Born and bred in Utah, Foxley did her undergraduate work at Utah State University before receiving a law degree from the University of Utah. From her early days as a lawyer, practicing business and finance law, Foxley knew she wanted to work promoting Utah’s multi-faceted economy. The opportunity presented itself when the law firm she worked for set up a new program with the Governor’s Office of Economic Development (GOED). She arranged for a one-year leave of absence to work for GOED.

“I was a young attorney and Utah was in the early parts of the recession. I felt like the work that we were doing was really meaningful,” says Foxley. After her stint at GOED, she returned to the law firm, then worked for a venture-backed health information technology company, and eventually found her way back to GOED when it experienced leadership changes.

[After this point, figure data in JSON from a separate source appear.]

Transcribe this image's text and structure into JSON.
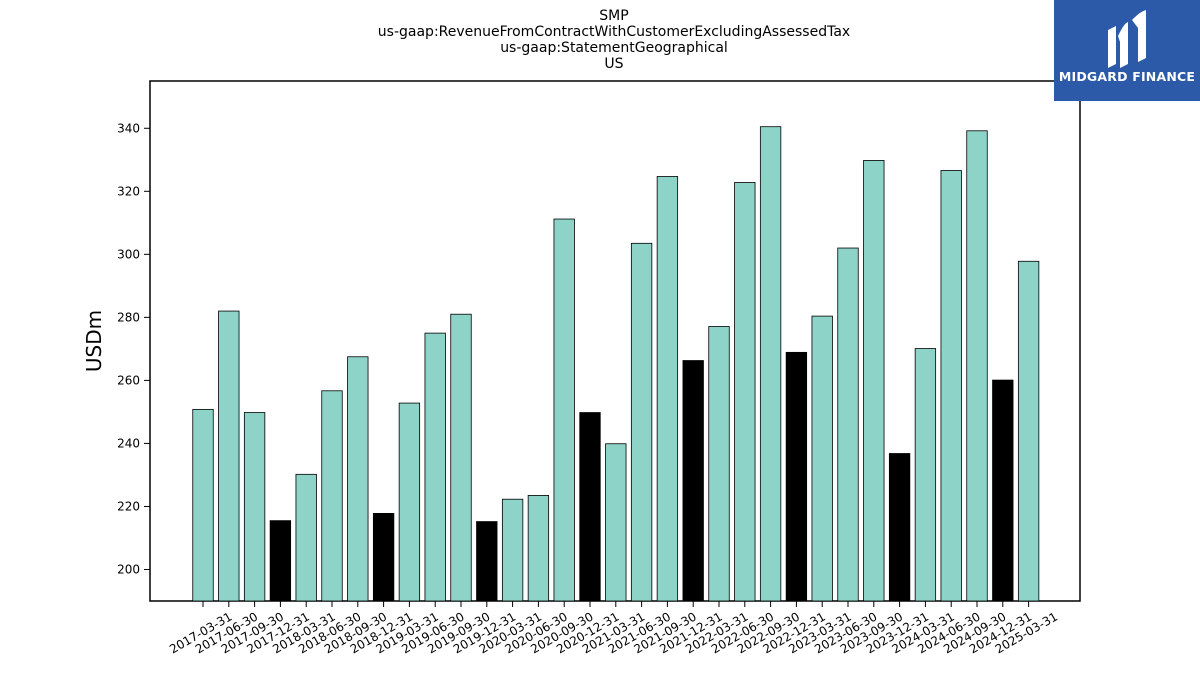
{
  "logo": {
    "text": "MIDGARD FINANCE"
  },
  "colors": {
    "regular": "#8dd3c7",
    "q4": "#000000",
    "logo_bg": "#2c5aa8"
  },
  "chart_data": {
    "type": "bar",
    "title_lines": [
      "SMP",
      "us-gaap:RevenueFromContractWithCustomerExcludingAssessedTax",
      "us-gaap:StatementGeographical",
      "US"
    ],
    "xlabel": "",
    "ylabel": "USDm",
    "ylim": [
      190,
      355
    ],
    "yticks": [
      200,
      220,
      240,
      260,
      280,
      300,
      320,
      340
    ],
    "grid": false,
    "categories": [
      "2017-03-31",
      "2017-06-30",
      "2017-09-30",
      "2017-12-31",
      "2018-03-31",
      "2018-06-30",
      "2018-09-30",
      "2018-12-31",
      "2019-03-31",
      "2019-06-30",
      "2019-09-30",
      "2019-12-31",
      "2020-03-31",
      "2020-06-30",
      "2020-09-30",
      "2020-12-31",
      "2021-03-31",
      "2021-06-30",
      "2021-09-30",
      "2021-12-31",
      "2022-03-31",
      "2022-06-30",
      "2022-09-30",
      "2022-12-31",
      "2023-03-31",
      "2023-06-30",
      "2023-09-30",
      "2023-12-31",
      "2024-03-31",
      "2024-06-30",
      "2024-09-30",
      "2024-12-31",
      "2025-03-31"
    ],
    "values": [
      250.8,
      282.0,
      249.8,
      215.5,
      230.2,
      256.7,
      267.5,
      217.8,
      252.8,
      275.0,
      281.0,
      215.2,
      222.3,
      223.5,
      311.2,
      249.8,
      239.9,
      303.5,
      324.7,
      266.3,
      277.1,
      322.8,
      340.5,
      268.9,
      280.4,
      302.0,
      329.8,
      236.8,
      270.1,
      326.6,
      339.2,
      260.1,
      297.8
    ],
    "highlight_indices": [
      3,
      7,
      11,
      15,
      19,
      23,
      27,
      31
    ]
  }
}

“I enjoyed seeing the multiplier effect. When the economy is healthy it leads to full tax coffers, which leads to smoother roads, better education and the ability to fund all of the quality of life assets we love,” notes Foxley.  Foxley has enjoyed several highlights throughout her career. When practicing law, she worked on a large-scale renewable energy project in Parowan. “It was a $300 million capital investment project supplying 80 megawatts of clean power that was built in Utah, by Utahans, and sold into the Utah market. It really kicked off some of that great renewable energy development in a part of the state,” she says.

In her new role with EDCUtah, Foxley works with state and local government and private industry to attract and grow competitive, high-value companies to Utah. The end result is to drive the expansion of Utah businesses.

Utah enjoys one of the most diverse economies in the country, partly because EDCUtah strategically focuses on six different industries where the state enjoys a competitive advantage. These industries include outdoor products and recreation, energy, life sciences, information technology, aerospace and defense, and financial services.

There are many wonderful things about being in statewide economic development, notes Foxley.  “I really enjoy the endgame of my job. We’re trying to create quality jobs, and we won’t stop until the prosperity that has been felt in so many different communities in the state is felt statewide,” she says.

Foxley also likes that EDCUtah is a membership-based organization. In addition to its 200 private-sector members, it has about 40 public-sector members. “I get the opportunity to understand what makes our members unique, what their goals are and the vision they have for their community,” she says. “That is the most rewarding part of my job.”